The Chase seems fairly popular on the Nascar scene, so the current talking point is the weird scenario that the top three series are all being led by drivers who didn’t win during Speedweeks as it was part-time interlopers Waltrip, Stewart and Bayne who struck gold. Only giving points to regulars was a response to Sprint Cup drivers scooping the honours in feeder series, such as Brad Keselowski’s title success in Nationwide last year.

I think it’s a truly wonderful thing that Nascar has drivers guesting across its various formulas – it gave us a truly feel-good story with Trevor Bayne’s big win last Sunday. It provides feats to marvel at such as Kyle Busch winning more races in one year than you could count on your fingers and toes. Some of the greatest races on two wheels have been ridden by wildcards, I only wish that F1 would lighten up and allow a Rossi or a Loeb to join the grid once in a while.

Today Indycar announced a massive prize-fund for their Las Vegas season finale to encourage some series-swapping, a move in the right direction for the new management of the series. A cheque for $5 million will be given to any guest driver who claims the win; what price Mario dusting off his overalls? “Oh boy,” tweeted Marco Andretti, “if my grandfather finds this out we will be a 5 car team!”

The Nascar debate about guys who finished second and third leading the way is a moot point – it’s great that they have guest drivers competing in the first place.
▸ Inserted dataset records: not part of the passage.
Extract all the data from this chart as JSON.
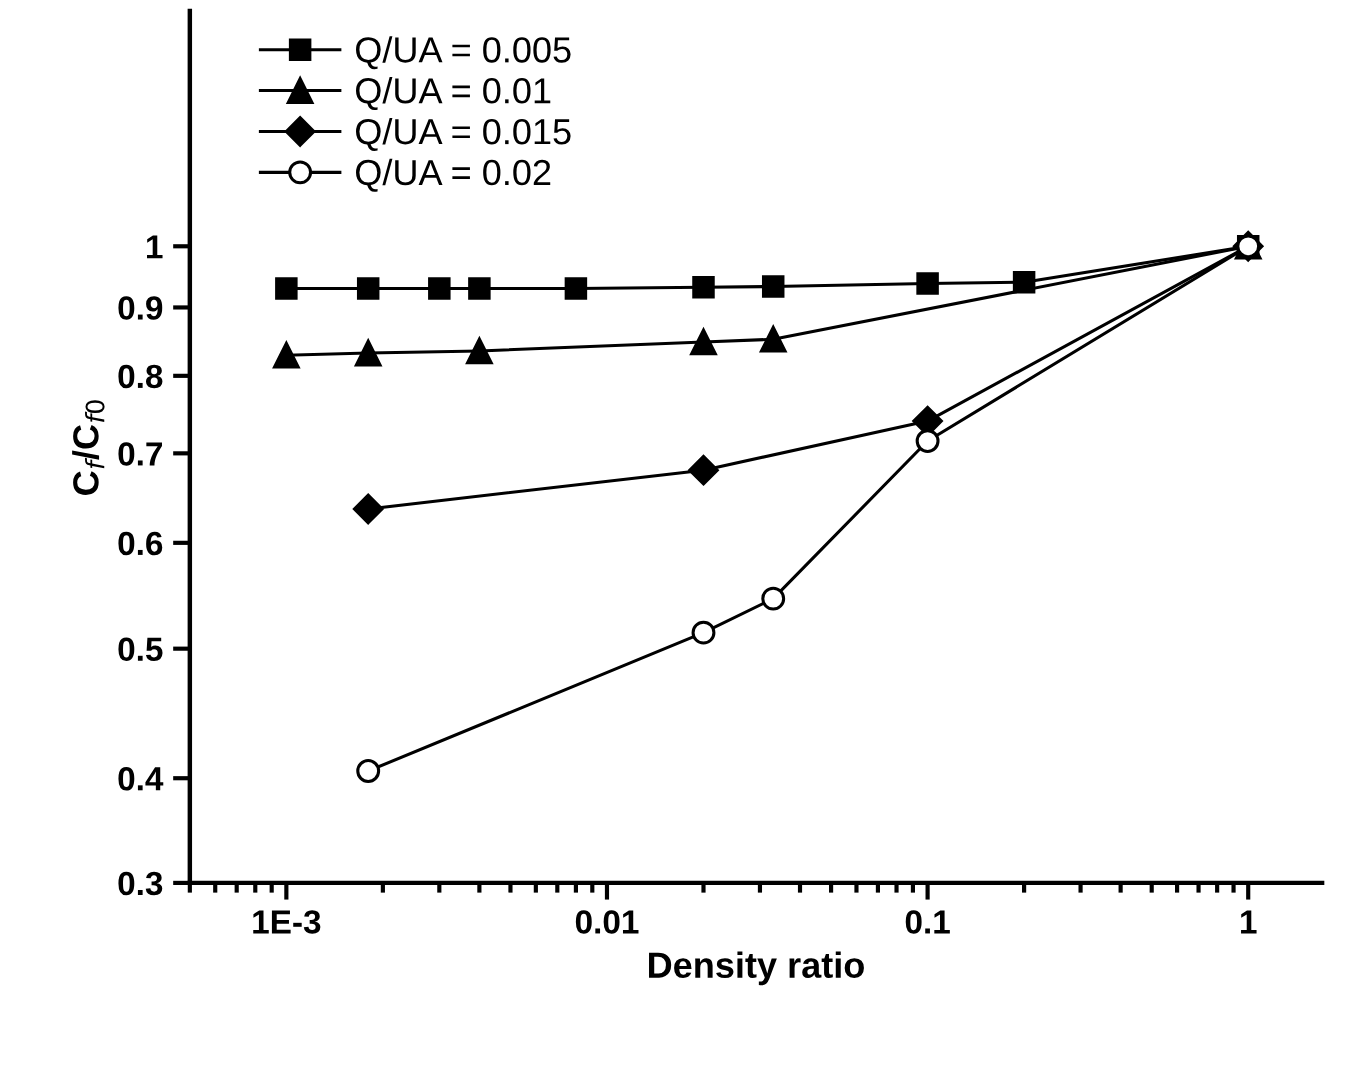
{
  "chart_data": {
    "type": "line",
    "xlabel": "Density ratio",
    "ylabel": "C$_{f}$/C$_{f0}$",
    "log": "xy",
    "grid": false,
    "legend": "top left",
    "xlim": [
      0.0005,
      1.7
    ],
    "ylim": [
      0.334,
      1.5
    ],
    "xticks": [
      {
        "value": 0.001,
        "label": "1E-3"
      },
      0.01,
      0.1,
      1
    ],
    "yticks": [
      {
        "value": 0.334,
        "label": "0.3"
      },
      0.4,
      0.5,
      0.6,
      0.7,
      0.8,
      0.9,
      1
    ],
    "series": [
      {
        "name": "Q/UA = 0.005",
        "color": "#000000",
        "marker": "square",
        "x": [
          0.001,
          0.0018,
          0.003,
          0.004,
          0.008,
          0.02,
          0.033,
          0.1,
          0.2,
          1
        ],
        "values": [
          0.93,
          0.93,
          0.93,
          0.93,
          0.93,
          0.932,
          0.933,
          0.938,
          0.94,
          1.0
        ]
      },
      {
        "name": "Q/UA = 0.01",
        "color": "#000000",
        "marker": "triangle",
        "x": [
          0.001,
          0.0018,
          0.004,
          0.02,
          0.033,
          1
        ],
        "values": [
          0.829,
          0.832,
          0.835,
          0.848,
          0.852,
          1.0
        ]
      },
      {
        "name": "Q/UA = 0.015",
        "color": "#000000",
        "marker": "diamond",
        "x": [
          0.0018,
          0.02,
          0.1,
          1
        ],
        "values": [
          0.636,
          0.68,
          0.74,
          1.0
        ]
      },
      {
        "name": "Q/UA = 0.02",
        "color": "#000000",
        "marker": "circle",
        "x": [
          0.0018,
          0.02,
          0.033,
          0.1,
          1
        ],
        "values": [
          0.405,
          0.514,
          0.545,
          0.715,
          1.0
        ]
      }
    ]
  }
}
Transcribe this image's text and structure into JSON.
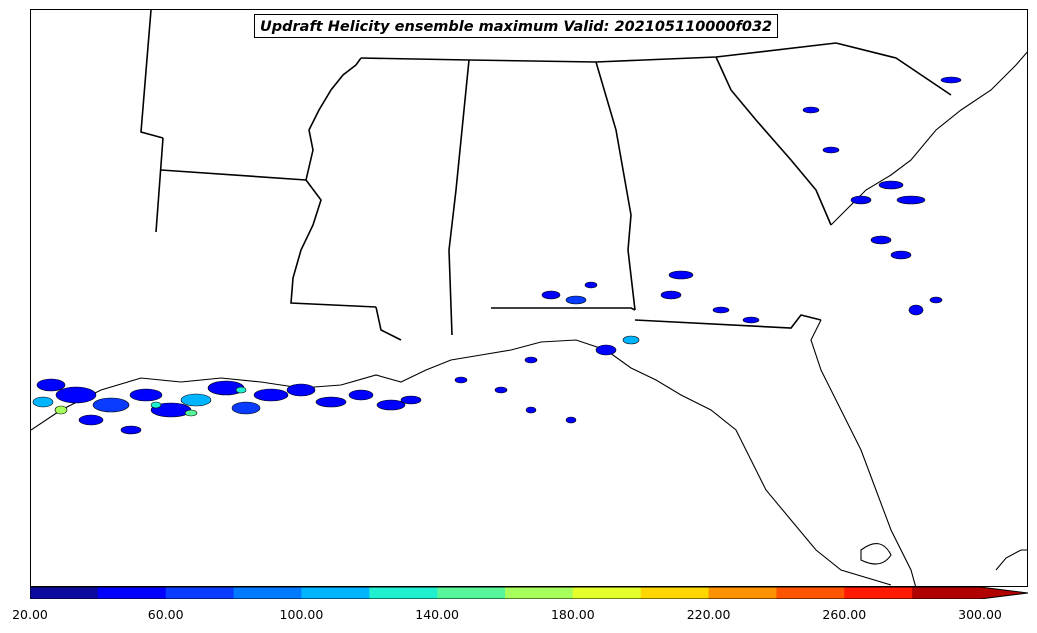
{
  "title": "Updraft Helicity ensemble maximum Valid: 202105110000f032",
  "colorbar": {
    "colors": [
      "#0c0a9e",
      "#0000ff",
      "#0a3cff",
      "#007aff",
      "#00b5ff",
      "#1ef0d0",
      "#57f69a",
      "#a6ff5a",
      "#e5ff2a",
      "#ffd700",
      "#ff9200",
      "#ff5500",
      "#ff1a00",
      "#b10000"
    ],
    "tick_labels": [
      "20.00",
      "60.00",
      "100.00",
      "140.00",
      "180.00",
      "220.00",
      "260.00",
      "300.00"
    ],
    "min": 20,
    "max": 300,
    "step": 20,
    "extend": "max"
  }
}
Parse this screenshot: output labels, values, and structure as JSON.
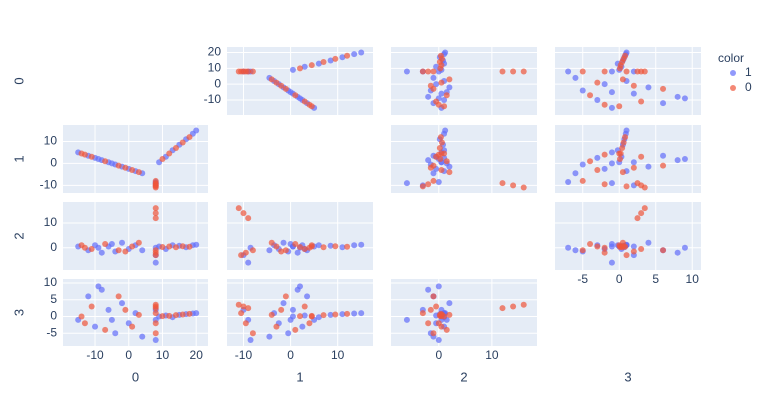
{
  "chart_data": {
    "type": "splom",
    "legend_title": "color",
    "grid": true,
    "dimensions": [
      {
        "label": "0",
        "lim": [
          -19.5,
          23.5
        ],
        "ticks": [
          -10,
          0,
          10,
          20
        ]
      },
      {
        "label": "1",
        "lim": [
          -13.5,
          17.5
        ],
        "ticks": [
          -10,
          0,
          10
        ]
      },
      {
        "label": "2",
        "lim": [
          -9,
          18.5
        ],
        "ticks": [
          0,
          10
        ]
      },
      {
        "label": "3",
        "lim": [
          -8.8,
          11.2
        ],
        "ticks": [
          -5,
          0,
          5,
          10
        ]
      }
    ],
    "series": [
      {
        "name": "1",
        "color": "#636efa",
        "values": [
          [
            -15,
            -12,
            -10,
            -8,
            -6,
            -4,
            -2,
            0,
            2,
            4,
            -9,
            -5,
            9,
            11,
            13,
            15,
            17,
            19,
            20,
            8,
            8,
            8
          ],
          [
            5,
            3.5,
            2.5,
            1.5,
            0.5,
            -0.5,
            -1.5,
            -2.5,
            -3.5,
            -4.5,
            2,
            0,
            0.5,
            3,
            6,
            8.5,
            11,
            13.5,
            15,
            -9,
            -10,
            -8.5
          ],
          [
            0.5,
            -1,
            1,
            -2,
            0.5,
            -1.5,
            2,
            -0.5,
            1,
            -1,
            0,
            1.5,
            0.5,
            -0.5,
            1,
            0.8,
            0.2,
            1,
            1.2,
            -6,
            -3,
            0
          ],
          [
            -1,
            6,
            -3,
            8,
            2,
            -5,
            4,
            -2,
            1,
            -6,
            9,
            -1,
            0,
            0.3,
            -0.2,
            0.5,
            0.7,
            0.9,
            1,
            -1,
            2,
            -7
          ]
        ]
      },
      {
        "name": "0",
        "color": "#ef553b",
        "values": [
          [
            -14,
            -11,
            -7,
            -3,
            1,
            3,
            -13,
            -1,
            10,
            12,
            14,
            16,
            18,
            8,
            8,
            8,
            8,
            8,
            8
          ],
          [
            4.5,
            3,
            1,
            -1,
            -3,
            -4,
            4,
            -2,
            2,
            4.5,
            7,
            9.5,
            12,
            -9,
            -10,
            -11,
            -9.5,
            -10.5,
            -8
          ],
          [
            1,
            -0.5,
            1.5,
            -1,
            0.5,
            2,
            0,
            -1.5,
            0.3,
            0.5,
            0.2,
            0.6,
            0.4,
            12,
            14,
            16,
            -2,
            -3,
            -1
          ],
          [
            0,
            3,
            -4,
            6,
            -3,
            0.5,
            -2,
            2,
            0.1,
            0.2,
            0.4,
            0.6,
            0.8,
            2.5,
            3,
            3.5,
            -2,
            1,
            -5
          ]
        ]
      }
    ]
  }
}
And the fact we can even have this discussion without picking up a calculator is a success for the simplified points system.

After Nascar hits the desert in Phoenix and Vegas over the next couple of weeks the charts will doubtless look a little cleaner and those sensitive souls who are troubled by the scoring anomalies thrown up by the thrilling events of Speedweeks will have forgotten the current odd look of the tables. However the memorable feats of Waltrip, Stewart and Bayne will be imprinted on the minds of the fans forever.